Part one, "Isadora Blue," is grounded in the author's encounter with the
smashed and broken doors along the hurricane-devastated waterfront of
Telchac Puerto, a small village on the north coast of the Yucatán
Peninsula. It resonates throughout the other three sections of the book,
with its attention to hybridity and "between-ness"--a poetic
investigation of racialized otherness--and the composition of "citizen"
and "foreigner" through history and language.
Part two of this series of poems, "Ethnogy Journal," written during a
trip to Thailand and Laos in 1999, hinges around aspects of "tourist"
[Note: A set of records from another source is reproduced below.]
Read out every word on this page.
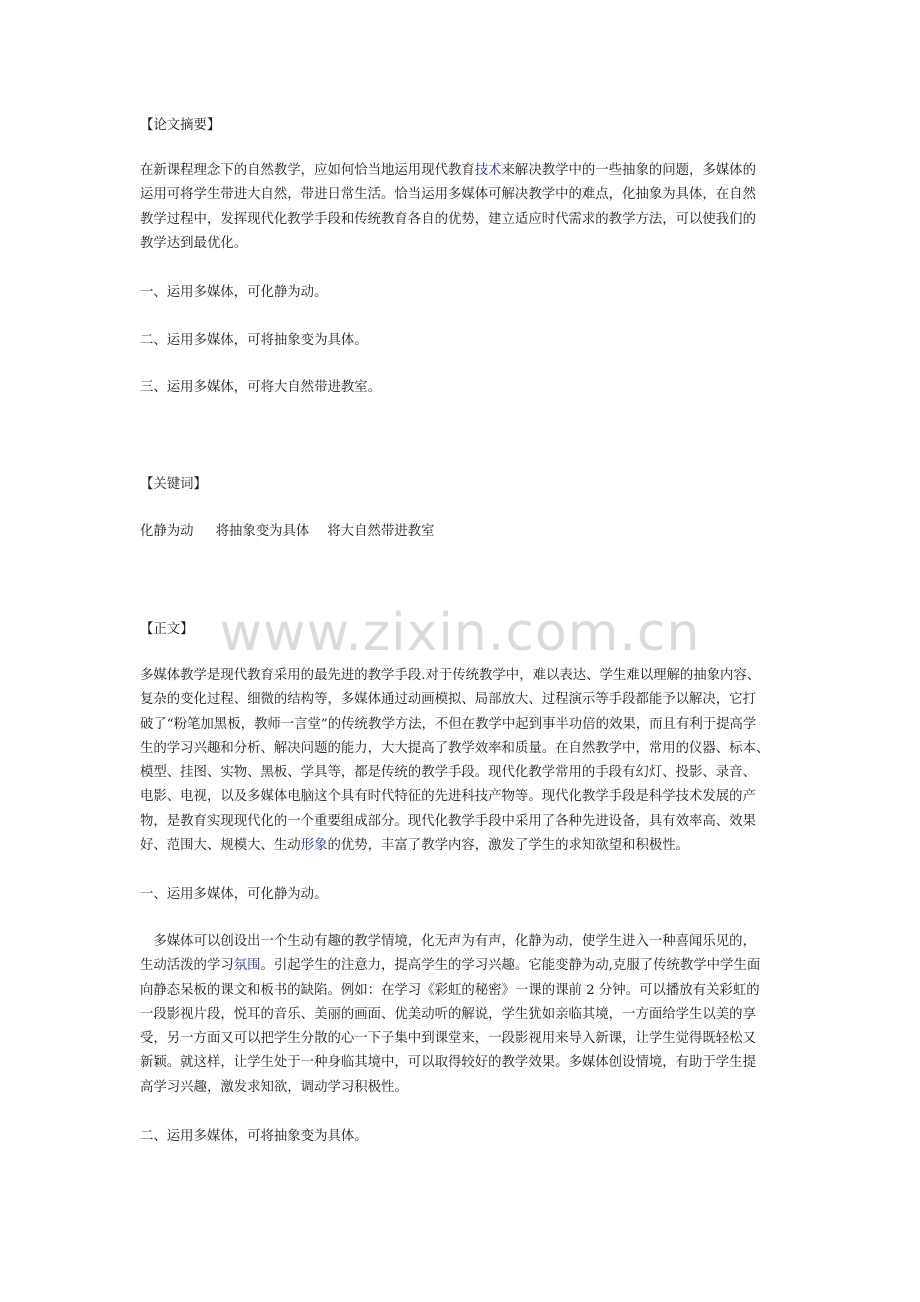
www.zixin.com.cn
【论文摘要】
在新课程理念下的自然教学，应如何恰当地运用现代教育技术来解决教学中的一些抽象的问题，多媒体的
运用可将学生带进大自然，带进日常生活。恰当运用多媒体可解决教学中的难点，化抽象为具体，在自然
教学过程中，发挥现代化教学手段和传统教育各自的优势，建立适应时代需求的教学方法，可以使我们的
教学达到最优化。
一、运用多媒体，可化静为动。
二、运用多媒体，可将抽象变为具体。
三、运用多媒体，可将大自然带进教室。
【关键词】
化静为动 将抽象变为具体 将大自然带进教室
【正文】
多媒体教学是现代教育采用的最先进的教学手段.对于传统教学中，难以表达、学生难以理解的抽象内容、
复杂的变化过程、细微的结构等，多媒体通过动画模拟、局部放大、过程演示等手段都能予以解决，它打
破了“粉笔加黑板，教师一言堂”的传统教学方法，不但在教学中起到事半功倍的效果，而且有利于提高学
生的学习兴趣和分析、解决问题的能力，大大提高了教学效率和质量。在自然教学中，常用的仪器、标本、
模型、挂图、实物、黑板、学具等，都是传统的教学手段。现代化教学常用的手段有幻灯、投影、录音、
电影、电视，以及多媒体电脑这个具有时代特征的先进科技产物等。现代化教学手段是科学技术发展的产
物，是教育实现现代化的一个重要组成部分。现代化教学手段中采用了各种先进设备，具有效率高、效果
好、范围大、规模大、生动形象的优势，丰富了教学内容，激发了学生的求知欲望和积极性。
一、运用多媒体，可化静为动。
　多媒体可以创设出一个生动有趣的教学情境，化无声为有声，化静为动，使学生进入一种喜闻乐见的，
生动活泼的学习氛围。引起学生的注意力，提高学生的学习兴趣。它能变静为动,克服了传统教学中学生面
向静态呆板的课文和板书的缺陷。例如：在学习《彩虹的秘密》一课的课前 2 分钟。可以播放有关彩虹的
一段影视片段，悦耳的音乐、美丽的画面、优美动听的解说，学生犹如亲临其境，一方面给学生以美的享
受，另一方面又可以把学生分散的心一下子集中到课堂来，一段影视用来导入新课，让学生觉得既轻松又
新颖。就这样，让学生处于一种身临其境中，可以取得较好的教学效果。多媒体创设情境，有助于学生提
高学习兴趣，激发求知欲，调动学习积极性。
二、运用多媒体，可将抽象变为具体。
and "native." Here the poems play in the interstices of spectacle, food
and social sightseeing.
Much of this poetry is framed by Wah's acute sense of the marginalized
non-urban local "place" and coloured by his attempt to articulate senses
of otherness and resistance, or writing the "public self," particularly
in the book's third section, "Discount Me In"--a series of sixteen poems
from his discursive poetic essay "Count Me In."
The fourth section, "Hinges," is tinted with portraits of the social
subject mired in a diasporic mix, a metanarrative trope in Fred Wah's
work that began with Breathin' My Name With a Sigh.
Characteristically playful and compositionally musical, this is poetry
that watches both sides of the doorway: unsettled, unpredictable, closed
and open. Sometimes the door swings and can be kicked. Sometimes it's
simply missing. Sometimes it's a sliding door.